Now for the hilarious part...not! They're "din" sockets, basically the size of a candelabra-base at the end of light bulb. Silly me, I didn't scroll down on the website far enough to see the "12 volt lighter" socket. Basically, trying to stick a cigarette lighter into that thing is like trying to stuff a basketball into a tuna can.
I have been corresponding with the company from Great Britain for about a month now, getting updates on the back-ordered part. Finally, the 7 pieces arrived in my mailbox, at which point I briskly tore into the packaging for a glimpse at my long awaited incorrectly ordered items. At this point, I have to download a form, fill it out and repackage the sockets for their trip home to Great Britain.
I bought a new set of sockets from a boating supplies vendor, but the receptacles probably won't sit flush in my metal mounting plate like I want. They're a totally different design. And, there must be a warehouse loaded with pallates of these things, because my order has already shipped out, according to Amazon. The Chinese manufacturer probably can't get rid of them fast enough.
They'll work, but they won't have a nice finished look. Perhaps if I mount them from behind the plate, they'll look cooler. I'll have to play with them when they get here.
I also received a wall sconce that I dug up from the bowels of a lighting website. The specifications for the bathroom application are very precise and compact.
I think this will look really nice with the LED strip lights wrapped tightly around a central core. I can easily fasten it to the base with some hardware. Or, if I can find a G9 12 volt lightbulb I'll be set, because that's the receptacle size that's already in the fixture. There's a store here in L.A. that carries a crazy lightbulb selection for architectural, scientific, medical and entertainment applications. I'll have to check them out and see. Luckily, they're right in Hollywood, so I won't have to travel far.

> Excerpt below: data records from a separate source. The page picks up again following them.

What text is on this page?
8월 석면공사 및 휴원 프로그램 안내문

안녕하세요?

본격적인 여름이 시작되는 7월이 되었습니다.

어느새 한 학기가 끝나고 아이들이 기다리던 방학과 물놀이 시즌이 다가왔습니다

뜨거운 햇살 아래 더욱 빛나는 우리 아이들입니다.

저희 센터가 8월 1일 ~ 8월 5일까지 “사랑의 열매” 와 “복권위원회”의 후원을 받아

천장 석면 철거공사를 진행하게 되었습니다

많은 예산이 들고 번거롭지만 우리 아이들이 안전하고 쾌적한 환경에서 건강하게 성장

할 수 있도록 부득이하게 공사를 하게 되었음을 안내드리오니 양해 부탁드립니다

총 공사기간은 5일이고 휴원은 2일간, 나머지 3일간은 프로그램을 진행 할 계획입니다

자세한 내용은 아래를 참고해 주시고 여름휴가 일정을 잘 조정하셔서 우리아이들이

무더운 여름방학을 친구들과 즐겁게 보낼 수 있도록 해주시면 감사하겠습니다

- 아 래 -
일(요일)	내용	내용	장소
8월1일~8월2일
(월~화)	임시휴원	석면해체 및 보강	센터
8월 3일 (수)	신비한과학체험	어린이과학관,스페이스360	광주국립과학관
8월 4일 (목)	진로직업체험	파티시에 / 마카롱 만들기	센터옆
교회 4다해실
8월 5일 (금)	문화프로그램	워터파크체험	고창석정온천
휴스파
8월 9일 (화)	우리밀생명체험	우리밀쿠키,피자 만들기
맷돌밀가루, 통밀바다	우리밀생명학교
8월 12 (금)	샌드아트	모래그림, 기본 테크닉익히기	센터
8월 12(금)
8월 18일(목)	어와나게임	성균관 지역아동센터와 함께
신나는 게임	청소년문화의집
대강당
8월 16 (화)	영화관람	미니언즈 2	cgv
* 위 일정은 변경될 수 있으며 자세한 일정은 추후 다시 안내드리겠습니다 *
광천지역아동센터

The metal base is a bit heavier than I anticpated, but my electrical box will be mounted to the wooden studs, as in a house, so I think I'll do alright. The top part is real glass. If the thing falls off while driving around then I guess I'll have to change it. But I love the style and I'm going to run with it. "Adapting to change," is the operative mantra one must utter while negotiating the treacherous road that leads to The Roving Home.